Dan jawaban Yesus mengungkapkan ada satu hal dasariah yang mengikat erat dan membuat Dia bisa menjadikan seseorang sebagai ibu-Nya dan saudara-saudari-Nya. Hal itu tak lain "mendengarkan firman Allah dan melakukannya".
Firman Allah itu artinya Allah omong apa, Allah berbicara tentang apa. Apa yang diomongin, apa yang dibicarakan Allah ini harus didengarkan. Kalau kita mendengarkan, maka kita adalah ibu-Nya Yesus atau saudara atau saudari-Nya, Yesus.

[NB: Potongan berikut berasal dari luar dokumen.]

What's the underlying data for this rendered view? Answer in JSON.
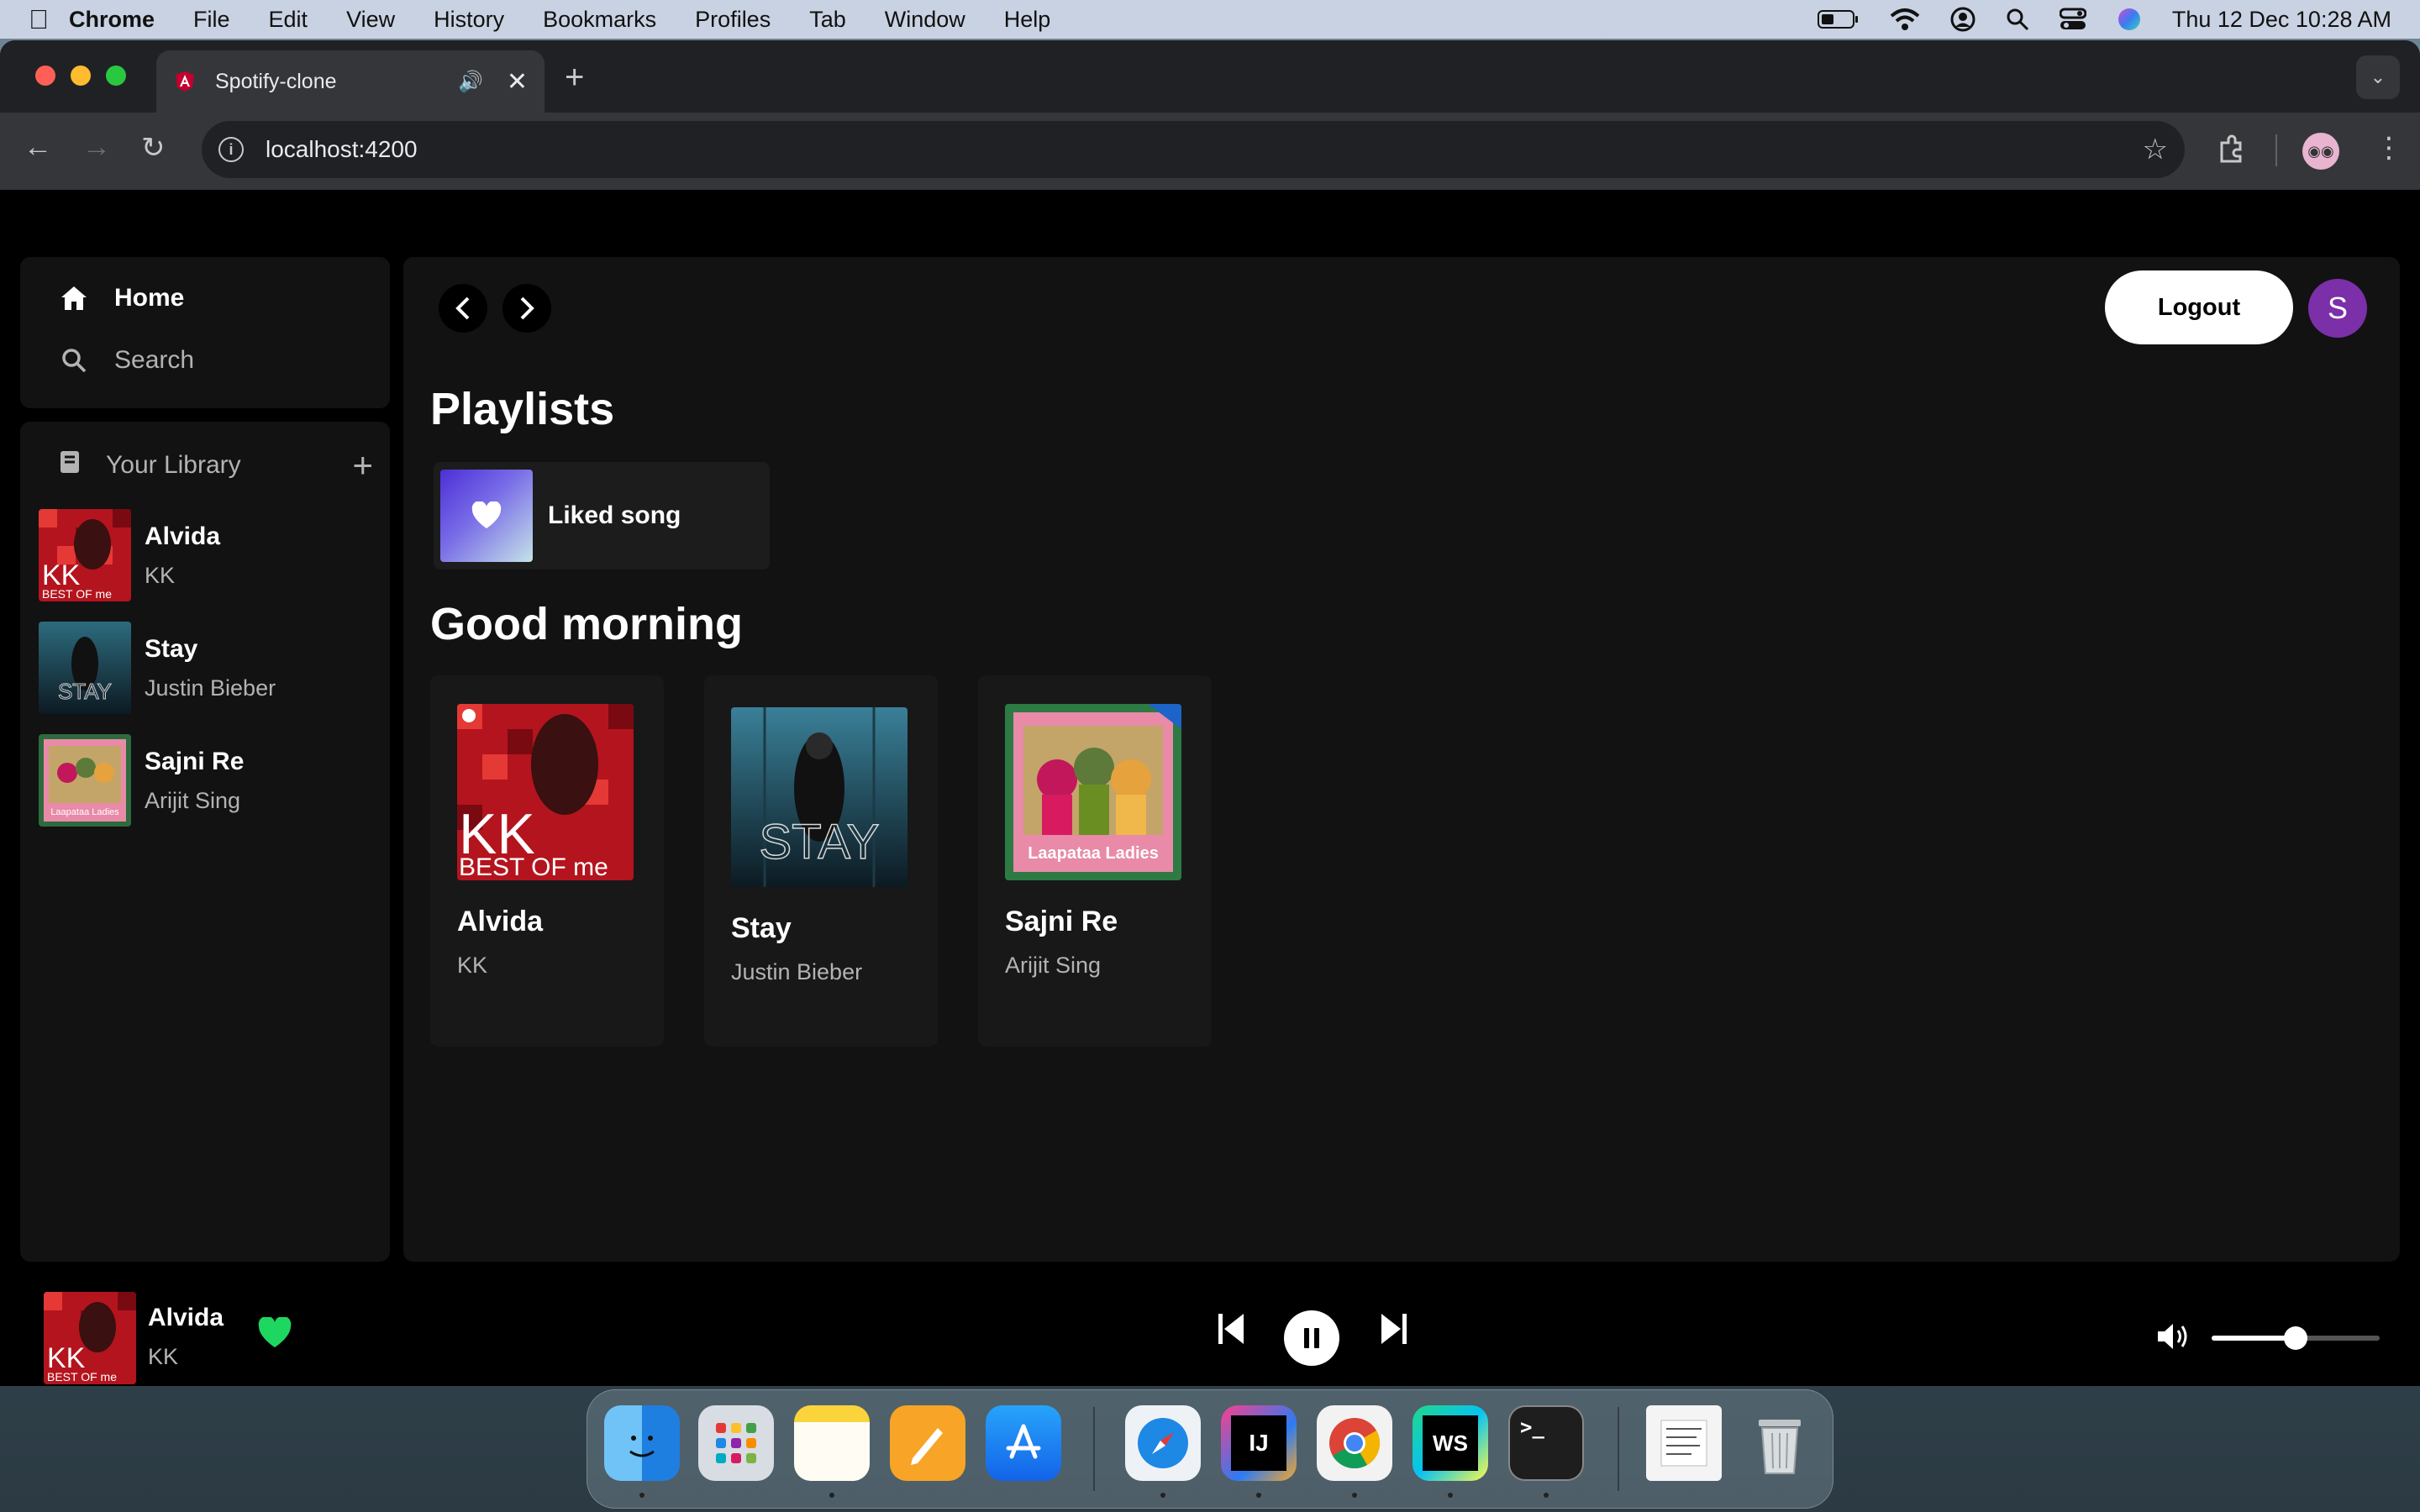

Orang yang rajin membaca Kitab Suci tentu terbiasa mendengar Allah berbicara kepadanya. Tinggal bagaimana ia melaksanakannya. Sedangkan kita yang mungkin belum terbiasa, saatnya untuk rajin agar bisa menjadi pendengar Sabda dan pada sejalan dengan itu berusaha menjadi pelaksana Sabda. Jangan tunggu ... kalau mau jadi saudara atau saudari Yesus. Dia akan memperlakukan kita lebih dari saudara kandung kita sendiri, pun lebih dari "saudara" kita yang macam mana pun.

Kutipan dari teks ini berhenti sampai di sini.